Dr. Harrington said that she and neuroscience faculty members from both schools have been collaborating since 2007.

They submitted their first grant proposal for the center in 2009, which was denied.

“We kept working on it, we kept meeting, we kept talking. Then, a year and a half, maybe 20 months later, in 2011 we submitted it again,” she said.

The National Institutes of Health approved the resubmission.

“I think part of the reason they took a chance in funding us was because we kept working and strengthening it,” Dr. Harrington said. “We weren’t sitting around waiting for the money to show up. We were building things all along together and forming collaborations.”

Through neuroscience, which is the study of the nervous system, scientists are beginning to understand how strokes and diseases like Alzheimer’s and Parkinson’s develop.

“The research that’s going to take place here will get us closer to unlocking the secrets that will help us cure those diseases,” Sen. Thomas R. Carper, D-Del. said. “The research will not just be a game- changer for this university, but for milions of families.”

For instance, Dr. Tania Roth, an assistant professor of psychology at UD, is studying epigentics, or the changes that experience makes to DNA.

“Scientists have only recently begun to realize that our genes change over our lives. It’s not that the structure of the gene changes, but the chemical modifications on it change and that changes how genes are expressed,” Dr. Harrington explained.

“The goal is that if you can understand how experience changes our neurons on the cellular level, you can supply drugs to target that change, either to ameliorate the damage or provide protection.”

The research grant will in part support Dr. Roth’s work.

Delaware’s entire congressional delegation attended the announcement at DSU on Monday, as well as state legislators and university officials.

“The future of our state — including our economy and the health of our citizens — will be powered forward by investments like this one,” Sen. Chris Coons, D-Del., said.

For Rep. John Carney, D.-Del., the grant was that fulfillment of a longterm project.

Sen. Colin Bonini, R-Dover, who is married to Dr. Harrington, told Rep. Carney about the project years ago, when it was a new idea.

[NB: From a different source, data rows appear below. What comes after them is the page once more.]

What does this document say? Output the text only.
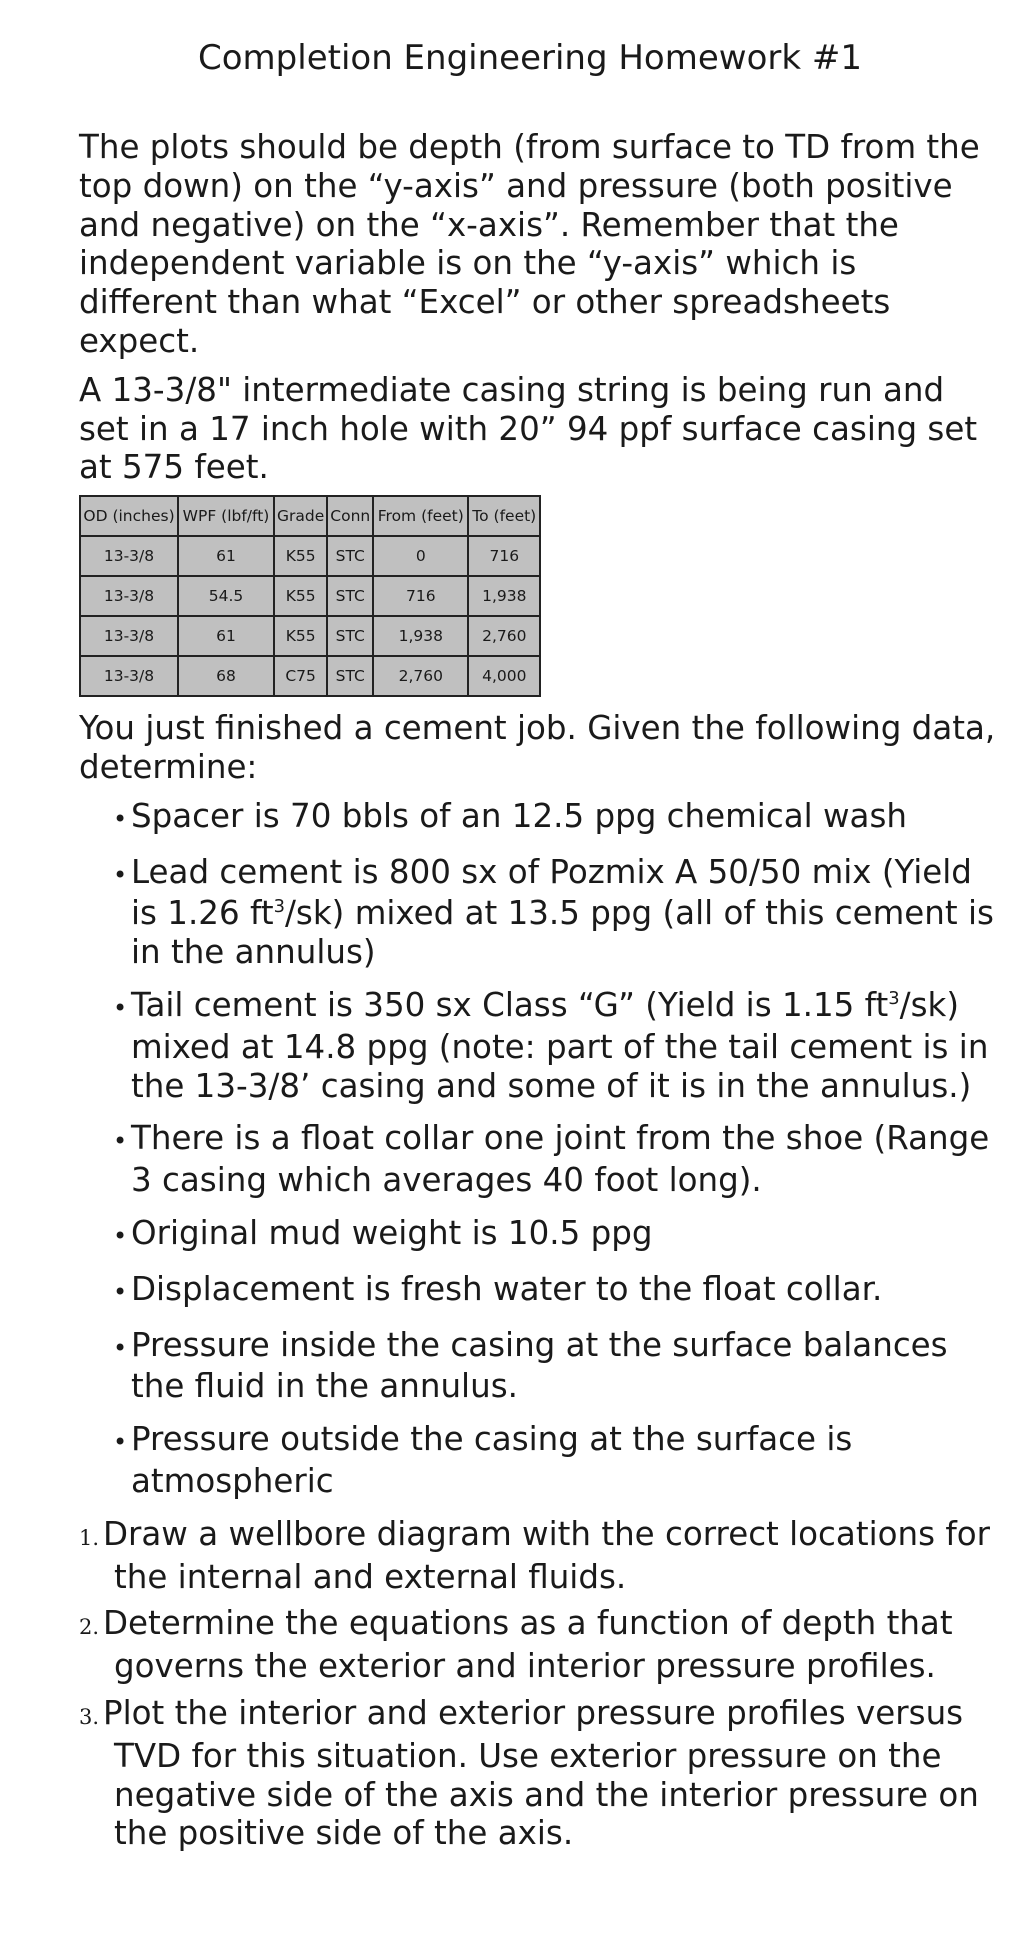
Completion Engineering Homework #1

The plots should be depth (from surface to TD from the top down) on the “y-axis” and pressure (both positive and negative) on the “x-axis”. Remember that the independent variable is on the “y-axis” which is different than what “Excel” or other spreadsheets expect.

A 13-3/8" intermediate casing string is being run and set in a 17 inch hole with 20” 94 ppf surface casing set at 575 feet.

OD (inches)	WPF (lbf/ft)	Grade	Conn	From (feet)	To (feet)
13-3/8	61	K55	STC	0	716
13-3/8	54.5	K55	STC	716	1,938
13-3/8	61	K55	STC	1,938	2,760
13-3/8	68	C75	STC	2,760	4,000

You just finished a cement job. Given the following data, determine:

• Spacer is 70 bbls of an 12.5 ppg chemical wash
• Lead cement is 800 sx of Pozmix A 50/50 mix (Yield is 1.26 $ft^3/sk$) mixed at 13.5 ppg (all of this cement is in the annulus)
• Tail cement is 350 sx Class “G” (Yield is 1.15 $ft^3/sk$) mixed at 14.8 ppg (note: part of the tail cement is in the 13-3/8’ casing and some of it is in the annulus.)
• There is a float collar one joint from the shoe (Range 3 casing which averages 40 foot long).
• Original mud weight is 10.5 ppg
• Displacement is fresh water to the float collar.
• Pressure inside the casing at the surface balances the fluid in the annulus.
• Pressure outside the casing at the surface is atmospheric
1. Draw a wellbore diagram with the correct locations for the internal and external fluids.
2. Determine the equations as a function of depth that governs the exterior and interior pressure profiles.
3. Plot the interior and exterior pressure profiles versus TVD for this situation. Use exterior pressure on the negative side of the axis and the interior pressure on the positive side of the axis.
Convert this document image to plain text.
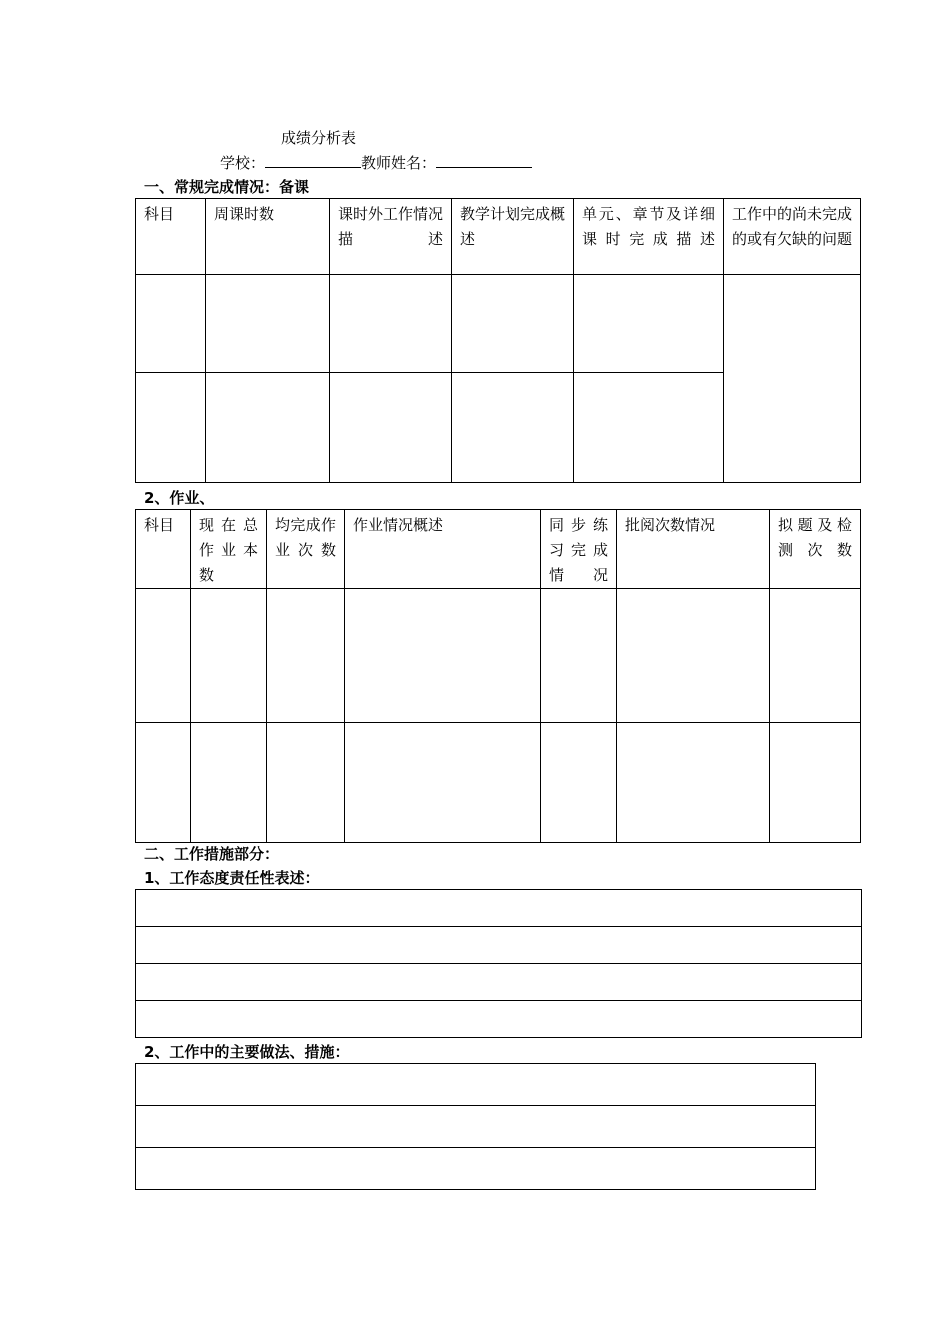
成绩分析表
学校：	教师姓名：
一、常规完成情况：备课
科目	周课时数	课时外工作情况描述	教学计划完成概述	单元、章节及详细课时完成描述	工作中的尚未完成的或有欠缺的问题

2、作业、
科目	现在总作业本数	均完成作业次数	作业情况概述	同步练习完成情况	批阅次数情况	拟题及检测次数

二、工作措施部分：
1、工作态度责任性表述：

2、工作中的主要做法、措施：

That was when Rep. Carney was lieutenant governor, and serving as the chair of the Delaware Science and Technology Council. The council’s goal was to build a statewide network of colleges and universities.

Rep. Carney was working with two federal grants then, meant to help scientific research in the state.

“One of the main purposes of the earlier grants was to help institutions compete for grants like this one,” Rep. Carney said.